I bought a 64 core workstation and installed NASA fun3d with open mpi 1.6.5. Then I started to test run fun3d using 16, 32, 48 cores. However the performance of the fun3d run is bad. I got data below:
the run command is (it is for 32 core as an example)
mpiexec -np 32 --bysocket --bind-to-socket ~ysun/Codes/NASA/fun3d-12.3-66687/Mpi/FUN3D_90/nodet_mpi --time_timestep_loop --animation_freq -1 > screen.dump_bs30
CPUs times iterations time/it
60 678s 30it 22.61s
48 702s 30it 23.40s
32 734s 30it 24.50s
16 894s 30it 29.80s
You can see using 60 cores, to run 30 iteration, FUN3D will complete in 678 seconds, roughly 22.61 second per iteration.

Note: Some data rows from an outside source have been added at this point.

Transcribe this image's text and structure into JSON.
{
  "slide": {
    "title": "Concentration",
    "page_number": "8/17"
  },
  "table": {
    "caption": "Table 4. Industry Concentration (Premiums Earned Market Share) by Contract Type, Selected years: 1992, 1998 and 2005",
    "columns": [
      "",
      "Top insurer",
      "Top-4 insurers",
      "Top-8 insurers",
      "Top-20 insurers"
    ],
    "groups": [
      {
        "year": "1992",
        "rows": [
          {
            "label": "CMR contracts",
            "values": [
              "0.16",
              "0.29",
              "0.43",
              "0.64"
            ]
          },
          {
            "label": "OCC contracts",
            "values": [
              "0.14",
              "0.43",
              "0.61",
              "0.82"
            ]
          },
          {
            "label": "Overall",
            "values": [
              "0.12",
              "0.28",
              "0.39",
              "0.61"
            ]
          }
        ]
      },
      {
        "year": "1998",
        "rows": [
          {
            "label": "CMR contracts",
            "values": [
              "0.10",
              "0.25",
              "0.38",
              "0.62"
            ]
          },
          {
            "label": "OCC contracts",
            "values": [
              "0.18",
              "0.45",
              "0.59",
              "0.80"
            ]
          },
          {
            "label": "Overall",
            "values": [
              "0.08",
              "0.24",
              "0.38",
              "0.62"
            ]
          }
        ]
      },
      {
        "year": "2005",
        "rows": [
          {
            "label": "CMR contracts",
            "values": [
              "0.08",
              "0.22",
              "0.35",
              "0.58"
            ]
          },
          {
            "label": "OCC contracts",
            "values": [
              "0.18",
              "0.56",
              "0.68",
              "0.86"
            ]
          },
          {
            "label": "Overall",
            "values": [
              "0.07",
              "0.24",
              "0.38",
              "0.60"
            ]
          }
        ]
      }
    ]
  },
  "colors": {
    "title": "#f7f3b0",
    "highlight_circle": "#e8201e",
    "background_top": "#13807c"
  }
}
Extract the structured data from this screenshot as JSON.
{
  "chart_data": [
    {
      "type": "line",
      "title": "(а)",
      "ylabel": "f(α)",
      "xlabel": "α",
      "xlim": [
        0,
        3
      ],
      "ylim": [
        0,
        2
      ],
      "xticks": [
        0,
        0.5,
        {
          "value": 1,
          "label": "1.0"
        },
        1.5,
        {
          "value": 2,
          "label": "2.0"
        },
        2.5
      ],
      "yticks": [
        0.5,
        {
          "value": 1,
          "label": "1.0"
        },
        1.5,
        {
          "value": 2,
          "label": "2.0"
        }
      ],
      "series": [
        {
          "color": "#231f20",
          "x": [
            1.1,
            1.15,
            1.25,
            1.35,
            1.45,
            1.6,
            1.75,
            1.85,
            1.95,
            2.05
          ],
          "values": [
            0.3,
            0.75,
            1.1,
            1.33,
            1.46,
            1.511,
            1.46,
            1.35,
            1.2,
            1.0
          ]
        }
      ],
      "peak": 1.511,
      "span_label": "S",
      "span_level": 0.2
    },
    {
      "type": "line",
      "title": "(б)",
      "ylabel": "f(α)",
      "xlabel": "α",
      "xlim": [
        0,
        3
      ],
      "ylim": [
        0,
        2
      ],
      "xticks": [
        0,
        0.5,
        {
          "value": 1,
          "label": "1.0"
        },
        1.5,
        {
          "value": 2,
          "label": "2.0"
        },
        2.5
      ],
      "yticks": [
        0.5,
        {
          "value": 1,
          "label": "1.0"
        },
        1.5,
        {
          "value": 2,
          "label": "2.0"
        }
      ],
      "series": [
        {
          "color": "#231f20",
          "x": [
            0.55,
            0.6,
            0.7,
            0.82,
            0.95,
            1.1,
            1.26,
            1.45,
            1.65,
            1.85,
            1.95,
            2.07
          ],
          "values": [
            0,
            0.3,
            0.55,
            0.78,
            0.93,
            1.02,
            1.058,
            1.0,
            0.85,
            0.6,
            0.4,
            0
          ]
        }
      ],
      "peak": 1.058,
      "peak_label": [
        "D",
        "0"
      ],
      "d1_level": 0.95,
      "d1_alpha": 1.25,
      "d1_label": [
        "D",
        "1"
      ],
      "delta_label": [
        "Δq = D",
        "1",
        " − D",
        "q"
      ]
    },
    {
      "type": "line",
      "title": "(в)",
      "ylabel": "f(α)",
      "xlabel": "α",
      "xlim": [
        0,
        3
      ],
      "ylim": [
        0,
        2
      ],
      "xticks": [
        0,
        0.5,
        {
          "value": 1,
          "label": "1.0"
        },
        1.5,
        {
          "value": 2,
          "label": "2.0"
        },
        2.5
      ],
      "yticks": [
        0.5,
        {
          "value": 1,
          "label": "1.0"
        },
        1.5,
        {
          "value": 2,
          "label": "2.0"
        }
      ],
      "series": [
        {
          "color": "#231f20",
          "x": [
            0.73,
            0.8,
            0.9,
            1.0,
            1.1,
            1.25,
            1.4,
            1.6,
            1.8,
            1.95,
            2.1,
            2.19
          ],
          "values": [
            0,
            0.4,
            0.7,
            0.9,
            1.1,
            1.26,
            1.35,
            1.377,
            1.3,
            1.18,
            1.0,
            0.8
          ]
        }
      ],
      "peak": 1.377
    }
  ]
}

Using 16 cores, to run 30 iteration, FUN3D will complete in 894 seconds, roughly 29.8 seconds per iteration.
the data above shows FUN3D run using mpirun does not scale at all! I used to run fun3d with mpirun on a 8 core WS, and it scales well.
The same job to run on a linux cluster scales well.
Would you all give me some advice to improve the performance loss when I increase the use of more cores, or how to run mpirun with proper options to get a linear scaling when using 16 to 32 to 48 cores?